Peut-être serait-il vain de résumer en quelques mots une production  aussi féconde que celle de Marcel Breuer. Il a certainement pu exprimer son génie créatif au bon endroit, à la bonne époque, dans une discipline qui a permis la fusion de pratiques et de savoirs issus de différentes compétences.

Ses productions en design, qui persistent à ne pas vouloir se démoder, symbolisent à elles seules l’idéal constructiviste élaboré en Russie qui voulait que l’intention créatrice trouve son support principal dans la pratique des hommes (issu du monde technique) et la culture du matériau.

Évidemment d’autres designers de la même époque produisent des œuvres de qualité, comme celles de Mies van der Rohe, de Le Corbusier. Mais ces dernières ne réussissent pas le passage de l’innovation et, surtout, de la reproductibilité bon marché ; s’adressant de ce fait à une élite sociale. Principe qui n’était pas réellement dans l’idéal prôné du fonctionnalisme.

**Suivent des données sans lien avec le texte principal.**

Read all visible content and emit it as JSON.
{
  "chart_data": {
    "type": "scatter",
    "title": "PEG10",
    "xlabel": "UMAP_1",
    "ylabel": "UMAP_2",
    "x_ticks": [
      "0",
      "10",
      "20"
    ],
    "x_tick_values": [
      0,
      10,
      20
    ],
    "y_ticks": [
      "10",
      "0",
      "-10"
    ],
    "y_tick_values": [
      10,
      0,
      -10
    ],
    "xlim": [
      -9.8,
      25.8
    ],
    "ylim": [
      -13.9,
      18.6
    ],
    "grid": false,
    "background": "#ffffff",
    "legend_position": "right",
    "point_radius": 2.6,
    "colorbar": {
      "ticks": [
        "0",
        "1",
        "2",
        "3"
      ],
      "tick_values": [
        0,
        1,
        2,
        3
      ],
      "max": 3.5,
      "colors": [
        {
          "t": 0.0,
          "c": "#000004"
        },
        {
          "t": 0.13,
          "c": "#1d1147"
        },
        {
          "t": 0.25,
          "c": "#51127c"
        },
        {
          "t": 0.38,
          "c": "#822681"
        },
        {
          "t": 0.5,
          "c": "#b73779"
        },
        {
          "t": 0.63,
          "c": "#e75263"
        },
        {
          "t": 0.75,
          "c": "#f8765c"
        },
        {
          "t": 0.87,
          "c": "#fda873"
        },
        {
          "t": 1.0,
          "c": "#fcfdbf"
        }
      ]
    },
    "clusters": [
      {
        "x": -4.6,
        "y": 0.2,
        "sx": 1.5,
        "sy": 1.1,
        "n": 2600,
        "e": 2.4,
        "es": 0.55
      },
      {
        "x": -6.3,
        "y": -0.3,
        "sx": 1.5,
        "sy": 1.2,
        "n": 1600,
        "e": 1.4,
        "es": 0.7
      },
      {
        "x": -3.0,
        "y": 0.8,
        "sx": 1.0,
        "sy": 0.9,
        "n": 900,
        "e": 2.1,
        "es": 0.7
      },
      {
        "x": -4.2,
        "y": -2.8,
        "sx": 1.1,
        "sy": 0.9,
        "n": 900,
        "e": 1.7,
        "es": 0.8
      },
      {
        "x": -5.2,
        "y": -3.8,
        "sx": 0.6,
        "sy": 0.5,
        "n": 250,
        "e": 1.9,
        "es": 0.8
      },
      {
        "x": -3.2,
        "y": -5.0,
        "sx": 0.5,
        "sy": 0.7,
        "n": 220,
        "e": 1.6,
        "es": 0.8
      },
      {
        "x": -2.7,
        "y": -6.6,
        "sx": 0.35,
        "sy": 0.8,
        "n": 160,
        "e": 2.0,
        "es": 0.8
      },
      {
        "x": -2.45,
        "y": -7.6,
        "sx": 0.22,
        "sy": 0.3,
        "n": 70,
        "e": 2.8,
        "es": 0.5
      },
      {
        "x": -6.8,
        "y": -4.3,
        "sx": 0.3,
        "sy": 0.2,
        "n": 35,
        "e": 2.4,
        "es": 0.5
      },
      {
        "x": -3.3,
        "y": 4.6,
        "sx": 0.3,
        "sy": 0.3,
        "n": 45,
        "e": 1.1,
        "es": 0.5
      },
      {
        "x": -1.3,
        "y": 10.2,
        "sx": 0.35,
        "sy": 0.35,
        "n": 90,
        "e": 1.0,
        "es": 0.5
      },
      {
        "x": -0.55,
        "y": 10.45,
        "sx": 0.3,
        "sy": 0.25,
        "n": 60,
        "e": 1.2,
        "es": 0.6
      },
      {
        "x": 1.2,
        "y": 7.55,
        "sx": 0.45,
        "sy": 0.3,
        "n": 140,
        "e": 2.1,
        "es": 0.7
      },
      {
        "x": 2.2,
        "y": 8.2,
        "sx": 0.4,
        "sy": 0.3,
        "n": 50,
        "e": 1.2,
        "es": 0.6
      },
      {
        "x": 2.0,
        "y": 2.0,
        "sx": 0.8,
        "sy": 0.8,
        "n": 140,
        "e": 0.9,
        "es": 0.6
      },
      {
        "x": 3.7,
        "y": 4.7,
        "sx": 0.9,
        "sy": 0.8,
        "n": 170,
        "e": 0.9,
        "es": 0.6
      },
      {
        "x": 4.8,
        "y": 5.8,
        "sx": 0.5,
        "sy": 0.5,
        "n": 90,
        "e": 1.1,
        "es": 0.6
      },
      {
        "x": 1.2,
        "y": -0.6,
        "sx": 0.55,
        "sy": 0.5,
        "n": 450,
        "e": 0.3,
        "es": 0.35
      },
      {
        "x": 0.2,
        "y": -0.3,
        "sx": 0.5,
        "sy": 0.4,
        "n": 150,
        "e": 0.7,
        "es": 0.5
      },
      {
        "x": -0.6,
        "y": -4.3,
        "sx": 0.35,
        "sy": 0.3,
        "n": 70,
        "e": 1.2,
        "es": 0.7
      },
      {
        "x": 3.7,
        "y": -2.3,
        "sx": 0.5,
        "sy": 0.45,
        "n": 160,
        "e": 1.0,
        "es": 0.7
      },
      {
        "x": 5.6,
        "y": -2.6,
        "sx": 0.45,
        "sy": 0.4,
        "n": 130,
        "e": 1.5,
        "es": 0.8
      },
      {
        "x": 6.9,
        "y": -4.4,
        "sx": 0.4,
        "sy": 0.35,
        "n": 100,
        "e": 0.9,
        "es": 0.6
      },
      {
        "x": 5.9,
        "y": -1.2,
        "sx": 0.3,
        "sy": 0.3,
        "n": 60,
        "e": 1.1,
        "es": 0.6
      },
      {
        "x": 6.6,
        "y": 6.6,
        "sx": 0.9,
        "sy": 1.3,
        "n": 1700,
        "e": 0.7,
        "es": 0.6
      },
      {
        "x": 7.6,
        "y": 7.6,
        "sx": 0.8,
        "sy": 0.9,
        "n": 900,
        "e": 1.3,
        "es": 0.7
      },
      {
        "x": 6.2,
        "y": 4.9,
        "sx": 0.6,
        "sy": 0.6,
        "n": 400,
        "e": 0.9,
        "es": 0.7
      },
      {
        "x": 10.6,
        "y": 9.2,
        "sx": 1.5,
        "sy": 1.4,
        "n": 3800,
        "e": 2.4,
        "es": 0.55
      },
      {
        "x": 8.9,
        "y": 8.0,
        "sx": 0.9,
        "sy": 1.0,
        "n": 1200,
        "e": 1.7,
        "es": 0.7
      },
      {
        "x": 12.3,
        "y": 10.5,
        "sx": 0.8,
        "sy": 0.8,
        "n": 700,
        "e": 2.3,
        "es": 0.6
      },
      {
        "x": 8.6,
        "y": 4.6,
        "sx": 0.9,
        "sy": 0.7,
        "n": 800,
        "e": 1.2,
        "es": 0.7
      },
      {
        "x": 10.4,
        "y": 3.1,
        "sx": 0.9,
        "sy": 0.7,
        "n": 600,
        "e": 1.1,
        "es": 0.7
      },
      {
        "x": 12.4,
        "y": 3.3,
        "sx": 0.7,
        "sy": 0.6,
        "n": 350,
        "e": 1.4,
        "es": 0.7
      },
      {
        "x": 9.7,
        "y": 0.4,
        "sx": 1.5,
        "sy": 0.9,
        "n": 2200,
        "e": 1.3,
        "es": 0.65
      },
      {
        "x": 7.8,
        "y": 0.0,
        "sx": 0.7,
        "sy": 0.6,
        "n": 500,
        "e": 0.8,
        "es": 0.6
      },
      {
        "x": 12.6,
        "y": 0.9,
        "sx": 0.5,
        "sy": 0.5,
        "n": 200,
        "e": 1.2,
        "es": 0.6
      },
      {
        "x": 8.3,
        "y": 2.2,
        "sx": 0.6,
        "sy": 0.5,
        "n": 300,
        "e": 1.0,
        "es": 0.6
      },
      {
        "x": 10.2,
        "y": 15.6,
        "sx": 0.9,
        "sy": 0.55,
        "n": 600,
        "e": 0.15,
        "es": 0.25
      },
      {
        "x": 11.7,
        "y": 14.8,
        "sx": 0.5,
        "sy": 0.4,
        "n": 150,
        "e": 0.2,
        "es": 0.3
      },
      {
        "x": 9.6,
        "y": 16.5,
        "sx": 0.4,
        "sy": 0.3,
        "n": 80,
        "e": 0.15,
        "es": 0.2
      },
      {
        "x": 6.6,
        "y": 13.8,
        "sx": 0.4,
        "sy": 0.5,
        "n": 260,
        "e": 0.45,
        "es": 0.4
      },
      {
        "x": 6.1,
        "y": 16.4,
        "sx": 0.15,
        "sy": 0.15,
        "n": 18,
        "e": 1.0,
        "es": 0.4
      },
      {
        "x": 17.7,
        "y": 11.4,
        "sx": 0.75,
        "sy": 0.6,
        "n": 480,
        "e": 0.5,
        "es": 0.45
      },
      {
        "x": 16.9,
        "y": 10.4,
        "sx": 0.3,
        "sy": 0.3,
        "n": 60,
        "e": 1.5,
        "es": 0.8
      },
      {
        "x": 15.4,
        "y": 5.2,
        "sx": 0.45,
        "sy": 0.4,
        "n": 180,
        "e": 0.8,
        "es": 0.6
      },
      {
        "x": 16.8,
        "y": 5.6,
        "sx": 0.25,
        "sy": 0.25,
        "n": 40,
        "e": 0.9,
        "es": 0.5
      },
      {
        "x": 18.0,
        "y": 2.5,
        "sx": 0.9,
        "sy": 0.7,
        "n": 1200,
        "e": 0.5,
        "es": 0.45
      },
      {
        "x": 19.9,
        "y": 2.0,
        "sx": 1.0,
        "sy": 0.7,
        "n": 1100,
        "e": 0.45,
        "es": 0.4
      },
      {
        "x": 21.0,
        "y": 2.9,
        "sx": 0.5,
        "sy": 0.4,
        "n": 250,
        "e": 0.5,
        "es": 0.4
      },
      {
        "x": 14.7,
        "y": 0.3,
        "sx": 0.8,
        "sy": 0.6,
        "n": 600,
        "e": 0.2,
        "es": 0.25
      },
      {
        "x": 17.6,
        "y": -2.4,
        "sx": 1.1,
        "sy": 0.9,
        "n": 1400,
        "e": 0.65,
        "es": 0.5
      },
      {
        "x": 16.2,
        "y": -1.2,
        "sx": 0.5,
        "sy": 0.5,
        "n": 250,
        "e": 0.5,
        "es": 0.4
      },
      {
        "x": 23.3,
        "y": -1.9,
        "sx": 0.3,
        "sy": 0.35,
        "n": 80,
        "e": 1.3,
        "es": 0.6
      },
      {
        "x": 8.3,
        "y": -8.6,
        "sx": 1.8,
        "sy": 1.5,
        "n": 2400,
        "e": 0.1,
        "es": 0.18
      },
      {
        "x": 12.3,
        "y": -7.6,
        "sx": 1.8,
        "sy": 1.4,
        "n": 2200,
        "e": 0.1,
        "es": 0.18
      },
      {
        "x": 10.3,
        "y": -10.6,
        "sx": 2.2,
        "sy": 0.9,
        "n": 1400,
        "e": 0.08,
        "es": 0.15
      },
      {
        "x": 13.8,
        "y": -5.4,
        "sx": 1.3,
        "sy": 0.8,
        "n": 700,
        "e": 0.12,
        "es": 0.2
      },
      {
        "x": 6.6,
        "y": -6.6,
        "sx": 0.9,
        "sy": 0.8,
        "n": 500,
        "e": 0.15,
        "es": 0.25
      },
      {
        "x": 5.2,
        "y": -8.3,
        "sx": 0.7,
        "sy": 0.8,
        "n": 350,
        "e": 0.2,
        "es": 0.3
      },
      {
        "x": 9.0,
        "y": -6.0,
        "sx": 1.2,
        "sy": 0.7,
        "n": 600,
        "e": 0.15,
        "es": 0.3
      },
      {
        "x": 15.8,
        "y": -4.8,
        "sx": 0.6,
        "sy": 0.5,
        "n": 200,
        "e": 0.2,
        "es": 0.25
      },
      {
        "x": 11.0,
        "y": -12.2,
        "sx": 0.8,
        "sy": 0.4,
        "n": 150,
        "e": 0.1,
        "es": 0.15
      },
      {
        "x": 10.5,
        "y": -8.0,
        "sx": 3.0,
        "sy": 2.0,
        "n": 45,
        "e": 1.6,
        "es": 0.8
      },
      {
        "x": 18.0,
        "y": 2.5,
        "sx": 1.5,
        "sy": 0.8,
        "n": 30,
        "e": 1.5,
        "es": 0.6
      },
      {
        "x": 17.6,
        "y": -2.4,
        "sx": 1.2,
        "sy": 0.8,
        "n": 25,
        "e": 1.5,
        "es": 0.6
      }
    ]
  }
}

Historiquement, au niveau du design, le digne successeur de Marcel Breuer fut, semble-t-il, Charles Eames qui s’est autant attardé à la problématique de la structure, de l’innovation, de la culture du matériau et de la reproductibilité.

Quant à son approche de l’architecture formelle, qu’il conceptualisa à partir des années 60, seule l’histoire nous dira s’il s’était engagé sur la bonne voie. On peut seulement dire, a posteriori, que ces constructions n’ont jamais eu l’impact culturel, historique et social de celles de Mies van der Rohe.